本文主要研究一下cortex的ReadRing

ReadRing

cortex/pkg/ring/ring.go

// ReadRing represents the read interface to the ring.
type ReadRing interface {
	prometheus.Collector

	// Get returns n (or more) ingesters which form the replicas for the given key.
	// bufDescs, bufHosts and bufZones are slices to be overwritten for the return value
	// to avoid memory allocation; can be nil, or created with ring.MakeBuffersForGet().
	Get(key uint32, op Operation, bufDescs []IngesterDesc, bufHosts, bufZones []string) (ReplicationSet, error)

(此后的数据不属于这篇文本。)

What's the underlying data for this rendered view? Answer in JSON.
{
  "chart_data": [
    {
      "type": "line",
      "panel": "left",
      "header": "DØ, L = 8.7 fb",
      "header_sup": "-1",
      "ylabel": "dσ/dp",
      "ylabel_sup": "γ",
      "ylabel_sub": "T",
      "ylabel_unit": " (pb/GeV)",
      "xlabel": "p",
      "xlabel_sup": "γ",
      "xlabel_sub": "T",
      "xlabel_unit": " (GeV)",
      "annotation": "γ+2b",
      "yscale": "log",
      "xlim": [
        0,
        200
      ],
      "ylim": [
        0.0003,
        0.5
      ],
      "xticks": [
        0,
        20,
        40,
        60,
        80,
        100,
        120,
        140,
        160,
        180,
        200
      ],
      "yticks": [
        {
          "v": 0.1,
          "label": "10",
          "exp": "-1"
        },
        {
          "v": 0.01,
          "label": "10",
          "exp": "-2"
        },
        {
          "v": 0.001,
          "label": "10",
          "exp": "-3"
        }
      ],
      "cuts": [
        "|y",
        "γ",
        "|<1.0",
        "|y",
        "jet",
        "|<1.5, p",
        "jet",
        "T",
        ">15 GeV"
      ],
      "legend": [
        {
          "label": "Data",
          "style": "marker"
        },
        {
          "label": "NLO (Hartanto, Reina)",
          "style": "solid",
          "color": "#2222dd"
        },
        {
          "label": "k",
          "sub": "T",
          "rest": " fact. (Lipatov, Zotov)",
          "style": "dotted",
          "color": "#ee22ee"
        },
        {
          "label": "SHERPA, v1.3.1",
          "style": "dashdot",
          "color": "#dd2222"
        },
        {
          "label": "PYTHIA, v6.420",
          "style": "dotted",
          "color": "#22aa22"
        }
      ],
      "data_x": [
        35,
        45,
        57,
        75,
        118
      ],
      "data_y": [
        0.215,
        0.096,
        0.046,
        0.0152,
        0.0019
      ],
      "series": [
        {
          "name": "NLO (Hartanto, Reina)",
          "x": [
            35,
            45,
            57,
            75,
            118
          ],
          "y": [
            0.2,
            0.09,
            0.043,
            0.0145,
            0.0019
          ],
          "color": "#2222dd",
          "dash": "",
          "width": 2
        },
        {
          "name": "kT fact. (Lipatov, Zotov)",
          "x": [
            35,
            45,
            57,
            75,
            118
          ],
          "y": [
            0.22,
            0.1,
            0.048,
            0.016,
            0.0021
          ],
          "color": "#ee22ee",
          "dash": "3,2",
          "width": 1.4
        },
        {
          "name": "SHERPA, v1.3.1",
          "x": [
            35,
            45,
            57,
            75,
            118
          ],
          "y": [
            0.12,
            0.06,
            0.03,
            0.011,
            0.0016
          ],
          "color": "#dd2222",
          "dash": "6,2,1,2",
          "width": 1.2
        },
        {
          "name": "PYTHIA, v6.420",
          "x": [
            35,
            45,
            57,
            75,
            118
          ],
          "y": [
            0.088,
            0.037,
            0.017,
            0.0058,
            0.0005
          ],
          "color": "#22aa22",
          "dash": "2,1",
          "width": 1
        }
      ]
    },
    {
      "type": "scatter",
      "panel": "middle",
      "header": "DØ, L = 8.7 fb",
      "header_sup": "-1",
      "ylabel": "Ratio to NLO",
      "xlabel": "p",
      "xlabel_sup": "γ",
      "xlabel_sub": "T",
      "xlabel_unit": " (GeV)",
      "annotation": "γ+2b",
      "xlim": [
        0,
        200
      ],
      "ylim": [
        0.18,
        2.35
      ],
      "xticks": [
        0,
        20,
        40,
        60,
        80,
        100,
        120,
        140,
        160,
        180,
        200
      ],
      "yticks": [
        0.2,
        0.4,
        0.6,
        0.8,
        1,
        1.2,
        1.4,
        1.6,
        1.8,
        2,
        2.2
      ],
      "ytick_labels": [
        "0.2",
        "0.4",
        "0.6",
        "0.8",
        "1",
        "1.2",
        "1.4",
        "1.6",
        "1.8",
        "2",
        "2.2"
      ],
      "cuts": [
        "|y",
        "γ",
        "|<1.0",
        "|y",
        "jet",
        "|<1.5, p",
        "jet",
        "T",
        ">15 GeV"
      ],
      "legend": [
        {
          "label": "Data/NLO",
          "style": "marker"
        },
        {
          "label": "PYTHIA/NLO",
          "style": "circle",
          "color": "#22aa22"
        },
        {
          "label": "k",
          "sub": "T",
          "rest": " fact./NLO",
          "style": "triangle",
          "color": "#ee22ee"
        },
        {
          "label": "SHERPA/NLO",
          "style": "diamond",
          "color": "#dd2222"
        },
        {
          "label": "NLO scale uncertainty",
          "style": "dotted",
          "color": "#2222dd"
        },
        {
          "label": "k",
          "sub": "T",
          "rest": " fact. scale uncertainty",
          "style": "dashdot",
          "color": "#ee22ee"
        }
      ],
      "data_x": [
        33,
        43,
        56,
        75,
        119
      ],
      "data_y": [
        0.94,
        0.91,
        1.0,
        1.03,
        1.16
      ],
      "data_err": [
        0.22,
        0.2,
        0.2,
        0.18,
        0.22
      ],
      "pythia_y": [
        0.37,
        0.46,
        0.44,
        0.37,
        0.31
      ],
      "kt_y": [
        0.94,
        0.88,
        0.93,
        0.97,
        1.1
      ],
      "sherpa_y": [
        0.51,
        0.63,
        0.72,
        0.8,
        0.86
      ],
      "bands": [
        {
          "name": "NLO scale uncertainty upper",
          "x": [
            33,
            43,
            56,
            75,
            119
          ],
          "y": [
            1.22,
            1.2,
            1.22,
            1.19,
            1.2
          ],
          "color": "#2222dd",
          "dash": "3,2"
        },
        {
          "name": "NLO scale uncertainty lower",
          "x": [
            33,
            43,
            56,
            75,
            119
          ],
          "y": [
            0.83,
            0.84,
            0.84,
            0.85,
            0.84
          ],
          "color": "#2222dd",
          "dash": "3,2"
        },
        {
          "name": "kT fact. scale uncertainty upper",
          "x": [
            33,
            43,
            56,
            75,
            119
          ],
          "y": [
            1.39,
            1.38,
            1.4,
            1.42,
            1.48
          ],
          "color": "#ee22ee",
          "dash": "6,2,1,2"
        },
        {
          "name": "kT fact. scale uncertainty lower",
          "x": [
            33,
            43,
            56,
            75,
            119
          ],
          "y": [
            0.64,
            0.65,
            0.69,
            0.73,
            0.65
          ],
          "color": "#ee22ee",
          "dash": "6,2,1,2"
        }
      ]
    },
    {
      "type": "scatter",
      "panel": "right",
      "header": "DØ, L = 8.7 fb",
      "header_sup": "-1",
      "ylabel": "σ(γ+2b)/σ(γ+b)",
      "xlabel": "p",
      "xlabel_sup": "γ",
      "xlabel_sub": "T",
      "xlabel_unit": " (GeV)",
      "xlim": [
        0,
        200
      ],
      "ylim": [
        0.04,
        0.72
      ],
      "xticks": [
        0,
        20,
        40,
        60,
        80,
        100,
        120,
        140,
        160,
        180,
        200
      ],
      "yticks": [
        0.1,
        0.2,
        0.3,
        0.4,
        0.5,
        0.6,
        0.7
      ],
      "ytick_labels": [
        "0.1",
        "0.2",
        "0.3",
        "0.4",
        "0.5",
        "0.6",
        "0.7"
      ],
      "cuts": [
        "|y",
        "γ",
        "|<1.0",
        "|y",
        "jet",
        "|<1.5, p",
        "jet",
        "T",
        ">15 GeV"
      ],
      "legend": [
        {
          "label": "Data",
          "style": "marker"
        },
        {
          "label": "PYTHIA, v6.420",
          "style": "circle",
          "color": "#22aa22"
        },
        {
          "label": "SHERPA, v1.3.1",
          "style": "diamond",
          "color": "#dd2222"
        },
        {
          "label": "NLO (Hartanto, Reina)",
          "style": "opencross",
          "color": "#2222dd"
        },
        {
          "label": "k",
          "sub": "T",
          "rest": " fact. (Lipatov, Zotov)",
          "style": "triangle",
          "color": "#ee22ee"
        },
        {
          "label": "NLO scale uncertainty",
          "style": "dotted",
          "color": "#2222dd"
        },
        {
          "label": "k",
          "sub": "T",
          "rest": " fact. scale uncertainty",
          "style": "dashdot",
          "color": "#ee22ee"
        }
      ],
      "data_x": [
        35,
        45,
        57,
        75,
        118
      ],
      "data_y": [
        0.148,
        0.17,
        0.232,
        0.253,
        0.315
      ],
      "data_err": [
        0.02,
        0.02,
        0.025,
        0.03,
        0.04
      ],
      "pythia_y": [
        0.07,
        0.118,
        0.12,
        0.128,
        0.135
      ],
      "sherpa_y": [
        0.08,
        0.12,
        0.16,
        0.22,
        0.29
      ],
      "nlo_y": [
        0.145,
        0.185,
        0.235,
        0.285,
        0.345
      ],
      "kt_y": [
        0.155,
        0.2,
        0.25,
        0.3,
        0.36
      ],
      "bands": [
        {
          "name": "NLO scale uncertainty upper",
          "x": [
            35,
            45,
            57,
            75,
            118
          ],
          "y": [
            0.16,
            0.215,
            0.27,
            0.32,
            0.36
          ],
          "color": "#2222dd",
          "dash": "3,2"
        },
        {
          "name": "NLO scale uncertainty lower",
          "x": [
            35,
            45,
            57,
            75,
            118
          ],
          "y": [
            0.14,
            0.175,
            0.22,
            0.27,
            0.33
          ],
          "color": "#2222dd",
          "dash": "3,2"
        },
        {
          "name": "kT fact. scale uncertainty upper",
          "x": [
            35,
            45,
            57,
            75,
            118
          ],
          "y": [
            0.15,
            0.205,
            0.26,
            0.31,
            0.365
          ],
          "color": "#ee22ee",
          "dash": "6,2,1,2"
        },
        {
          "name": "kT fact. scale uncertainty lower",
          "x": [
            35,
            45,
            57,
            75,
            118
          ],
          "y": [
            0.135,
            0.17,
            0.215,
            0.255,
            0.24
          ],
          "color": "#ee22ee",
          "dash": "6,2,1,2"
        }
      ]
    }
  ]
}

	// GetAllHealthy returns all healthy instances in the ring, for the given operation.
	// This function doesn't check if the quorum is honored, so doesn't fail if the number
	// of unhealthy ingesters is greater than the tolerated max unavailable.
	GetAllHealthy(op Operation) (ReplicationSet, error)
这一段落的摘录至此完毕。